No dia seguinte, na assistência técnica, eu entrego o aparato eletrônico a um profissional especializado. Depois de rabiscar os seus garranchos num papelzinho com um número de quatro algarismos no alto da folha, a famigerada ordem de serviço, ele liga a televisão para ver qual é o defeito. Imagem vai, imagem vem, some, reaparece.

– O problema do seu aparelho é no canhão eletrônico.

– Na semana passada, eu já trouxe a minha televisão aqui. Talvez seja melhor eu comprar uma nova.
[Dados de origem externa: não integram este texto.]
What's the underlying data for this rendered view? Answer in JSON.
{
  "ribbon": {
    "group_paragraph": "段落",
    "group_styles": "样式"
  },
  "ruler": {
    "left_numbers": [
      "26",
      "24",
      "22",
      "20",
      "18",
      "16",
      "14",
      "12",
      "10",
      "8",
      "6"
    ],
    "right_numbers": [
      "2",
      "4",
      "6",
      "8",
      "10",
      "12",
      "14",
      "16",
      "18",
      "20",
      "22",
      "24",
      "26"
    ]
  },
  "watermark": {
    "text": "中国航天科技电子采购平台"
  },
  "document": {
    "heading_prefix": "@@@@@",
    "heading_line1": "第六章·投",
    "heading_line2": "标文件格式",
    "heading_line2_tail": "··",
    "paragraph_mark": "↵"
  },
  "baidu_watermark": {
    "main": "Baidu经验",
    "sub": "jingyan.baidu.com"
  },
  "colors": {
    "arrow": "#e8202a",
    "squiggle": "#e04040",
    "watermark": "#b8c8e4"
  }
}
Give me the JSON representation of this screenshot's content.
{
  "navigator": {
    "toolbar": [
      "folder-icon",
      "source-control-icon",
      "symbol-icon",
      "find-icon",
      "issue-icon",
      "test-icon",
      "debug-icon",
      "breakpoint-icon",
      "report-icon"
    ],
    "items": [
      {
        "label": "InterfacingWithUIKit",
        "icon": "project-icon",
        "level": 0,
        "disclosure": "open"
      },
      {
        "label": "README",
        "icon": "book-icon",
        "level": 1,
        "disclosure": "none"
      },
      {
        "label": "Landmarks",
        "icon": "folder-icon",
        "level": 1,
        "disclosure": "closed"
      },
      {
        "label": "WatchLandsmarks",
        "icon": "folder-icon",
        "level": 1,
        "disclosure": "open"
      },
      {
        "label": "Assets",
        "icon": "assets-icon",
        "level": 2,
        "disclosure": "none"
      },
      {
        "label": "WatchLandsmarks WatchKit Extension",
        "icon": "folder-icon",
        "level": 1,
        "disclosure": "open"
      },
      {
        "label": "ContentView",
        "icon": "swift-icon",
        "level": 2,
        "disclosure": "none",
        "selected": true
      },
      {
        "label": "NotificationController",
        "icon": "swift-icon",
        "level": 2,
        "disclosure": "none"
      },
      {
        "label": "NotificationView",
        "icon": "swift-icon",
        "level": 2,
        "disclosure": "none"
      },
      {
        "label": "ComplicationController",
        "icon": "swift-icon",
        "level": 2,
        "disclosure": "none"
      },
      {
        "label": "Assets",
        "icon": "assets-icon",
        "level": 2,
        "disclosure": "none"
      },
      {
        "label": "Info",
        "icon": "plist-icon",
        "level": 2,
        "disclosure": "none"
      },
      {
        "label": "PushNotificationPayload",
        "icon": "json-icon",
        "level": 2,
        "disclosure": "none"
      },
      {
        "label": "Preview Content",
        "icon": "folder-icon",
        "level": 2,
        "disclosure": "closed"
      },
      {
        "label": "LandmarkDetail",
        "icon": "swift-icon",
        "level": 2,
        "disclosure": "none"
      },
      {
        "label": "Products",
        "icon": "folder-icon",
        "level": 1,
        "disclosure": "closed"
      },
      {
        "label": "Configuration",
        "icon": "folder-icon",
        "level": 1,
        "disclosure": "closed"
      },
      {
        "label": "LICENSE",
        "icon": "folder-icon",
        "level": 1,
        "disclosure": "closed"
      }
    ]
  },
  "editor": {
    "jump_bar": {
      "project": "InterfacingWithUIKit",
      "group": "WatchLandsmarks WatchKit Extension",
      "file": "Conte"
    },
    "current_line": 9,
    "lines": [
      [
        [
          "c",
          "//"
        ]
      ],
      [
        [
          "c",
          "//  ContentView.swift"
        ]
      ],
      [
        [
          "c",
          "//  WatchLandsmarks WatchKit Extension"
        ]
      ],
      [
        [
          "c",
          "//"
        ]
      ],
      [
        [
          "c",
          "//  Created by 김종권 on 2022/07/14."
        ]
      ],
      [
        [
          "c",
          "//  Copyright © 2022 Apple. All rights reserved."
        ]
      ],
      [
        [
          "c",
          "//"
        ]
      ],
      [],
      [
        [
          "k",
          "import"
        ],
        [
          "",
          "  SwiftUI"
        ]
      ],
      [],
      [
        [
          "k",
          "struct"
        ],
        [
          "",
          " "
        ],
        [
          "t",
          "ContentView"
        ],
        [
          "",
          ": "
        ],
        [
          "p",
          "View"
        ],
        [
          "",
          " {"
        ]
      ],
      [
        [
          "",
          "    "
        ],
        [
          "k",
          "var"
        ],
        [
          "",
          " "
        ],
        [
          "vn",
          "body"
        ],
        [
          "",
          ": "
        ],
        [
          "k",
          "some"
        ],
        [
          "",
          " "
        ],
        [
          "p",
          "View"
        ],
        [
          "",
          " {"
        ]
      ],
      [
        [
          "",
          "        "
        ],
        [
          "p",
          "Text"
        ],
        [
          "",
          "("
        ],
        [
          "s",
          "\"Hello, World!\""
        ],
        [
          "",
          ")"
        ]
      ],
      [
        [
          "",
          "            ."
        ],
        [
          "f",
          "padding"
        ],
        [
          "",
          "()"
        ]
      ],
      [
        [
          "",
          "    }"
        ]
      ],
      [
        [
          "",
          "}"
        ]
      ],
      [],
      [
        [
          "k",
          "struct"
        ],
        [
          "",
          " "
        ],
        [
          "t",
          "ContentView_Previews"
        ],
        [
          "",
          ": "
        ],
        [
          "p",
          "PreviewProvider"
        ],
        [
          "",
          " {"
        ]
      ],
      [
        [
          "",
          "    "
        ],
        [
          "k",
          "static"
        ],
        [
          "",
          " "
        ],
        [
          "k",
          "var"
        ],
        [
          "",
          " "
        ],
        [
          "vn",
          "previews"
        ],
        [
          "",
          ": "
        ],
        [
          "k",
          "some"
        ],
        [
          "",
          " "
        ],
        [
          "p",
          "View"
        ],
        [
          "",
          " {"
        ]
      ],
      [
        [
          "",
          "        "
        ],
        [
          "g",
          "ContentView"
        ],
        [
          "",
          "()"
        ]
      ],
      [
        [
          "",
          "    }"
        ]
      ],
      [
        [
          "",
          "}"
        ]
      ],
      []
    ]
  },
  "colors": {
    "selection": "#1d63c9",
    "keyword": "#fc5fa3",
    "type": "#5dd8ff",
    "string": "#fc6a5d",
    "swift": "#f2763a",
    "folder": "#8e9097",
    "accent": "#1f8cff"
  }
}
– Seu ignorante! Vai estudar, seu mentecapto! Na semana passada, o problema da sua TV era no par de bobinas!

– Mas eu acho que uma coisa deve ter relação com a outra. É improvável que um aparelho eletrônico apresente dois problemas distintos em tão curto espaço de tempo.

– Olha aqui, seu energúmeno, eu aceito ser contestado por pessoas qualificadas com opiniões coerentes. Tenho prazer em debater com quem pesquisa. A minha bronca é com ignóbeis retardados como você. Vai estudar, imbecil!

Parece surreal? Pois existe alguém assim. Só que ele não é técnico em eletrônica. Ele é um jornalista e discursa para uma audiência de milhares de destinatários num programa diário de rádio sobre política. E eu o ouço todos os dias. Não sou mulher de malandro, mas admiro este comunicador.

Eu preparo o meu sal de fruta e ligo o rádio. Tem que ter estômago para ouvir esse cara. Os seus malabarismos verbais insultam a lógica e a inteligência do público, mas ele fala com tanta segurança que muita gente é persuadida.

Defensor das instituições legais, compara aprisionamento preventivo com cárcere perpétuo, servindo-se da premissa de que ambos não têm um prazo prévio estipulado e, por causa disto, agridem uma cláusula pétrea da constituição.

Eu também quero que a presunção de inocência prevaleça, mas sem chegar ao ponto de exigir demais da flexibilidade dos surrados tímpanos populares com analogias heterodoxas. Mas ele chama de ignorante quem se revolta com os habeas corpus concedidos a políticos corruptos. Seus argumentos são meras interpretações da lei e não verdades absolutas. Seriam ótimos se proferidos pelos advogados dos delinquentes de colarinho branco. E eu só quero que a justiça funcione e puna os infratores. Simples.

Os tecnólogos resolvem vários pepinos com uma singela chave de fenda. Creio que o mesmo instrumento não possa ser manuseado para reparar danos na política e na justiça porque eu sou um democrata. Penso que a tortura e a violência não sejam viáveis. Nem teoricamente, pois eu quero manter o nível do texto. E as contrariedades devem ser solucionadas de frente e não pela retaguarda. Nem mesmo pela retaguarda de um ministro do Supremo Tribunal Federal que me aborrece. Relaxem as suas fendas, senhores magistrados, pois não utilizarei a minha chave de fenda em vossas excelências.

Eu só levei a minha televisão à assistência técnica porque esperava vê-la funcionando. A minha ambição é trivial: eu dou o dinheiro ao técnico e ele faz a minha TV funcionar. Não posso usar a mesma linha de raciocínio para apoiar a minha esperança em relação à justiça porque eu não tenho a alternativa de deixar de pagar os impostos.